Boasting members from a plethora of bands from Scotland’s indie music arena – namely PAWS, Lady North and Bronto Skylift – and with an American 90s indie rock sound which threads its way from ‘This Morning We Are Astronauts’ right through to ‘Tomorrow’, Garden of Elks’ A Distorted Sigh feels far from being a debut album.
The album, which has a pacey feel to it, is composed of short, snappy tracks full of out of kilter guitar, bass drum and an element of discord which keeps it interesting, but also tends to pre-date it. New track ‘Swap’, with its changing tempo, constant bass drum and frictional vocals which creates an almost translucent sound. However, there are moments where the tracks makes the hairs on the back of my neck stand on end, in the same way that nails against a blackboard do. It does not make for easy listening and for the most part feels like a hurried album which, had it been given a little extra time, could have been much more refined, instead of a band who seem to be rushing from start to finish.
In fact, most of this album has this effect, all of which makes for rather uncomfortable listening. The tempo of guitar and drums throughout suggest that the album will finish soon enough, and this hurried sound is particularly evident on tracks like ‘I Hid Inside’ and ‘Smile’.

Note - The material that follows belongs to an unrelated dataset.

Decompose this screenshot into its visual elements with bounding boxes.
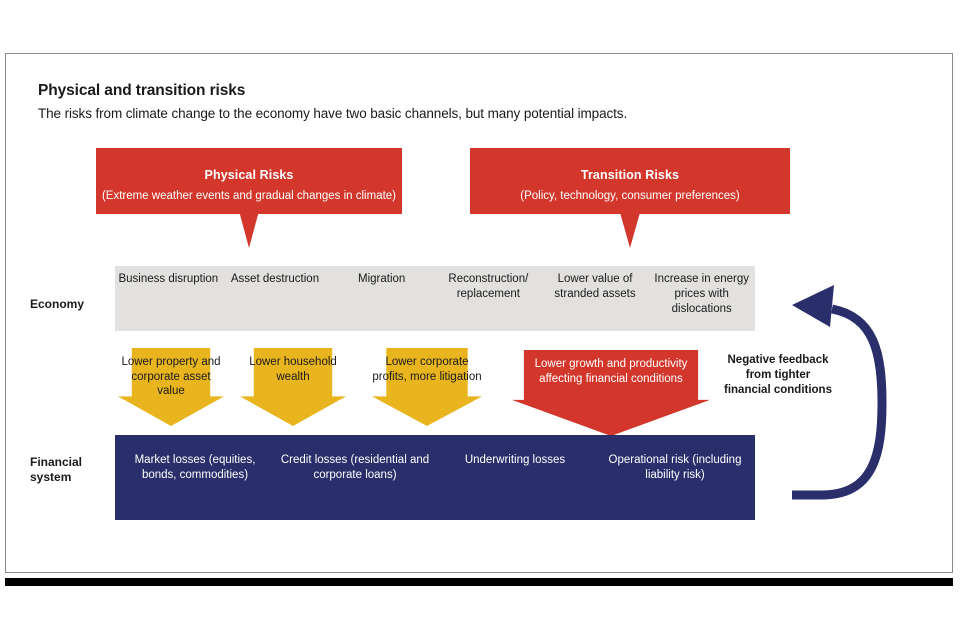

Incorporating a rather clunky sounding guitar, intense drumming and dissonance, this album is not quite there for Garden of Elks. It does regurgitate the sounds of the nineties, and the band have yet to find one of their own which is perhaps something they will do with albums to come. Unfortunately A Distorted Sigh is not far removed from its title. It is an album of short, thrashy, pop sounds that come across as being just a little too quick but with a nod to the grunge era of our youth.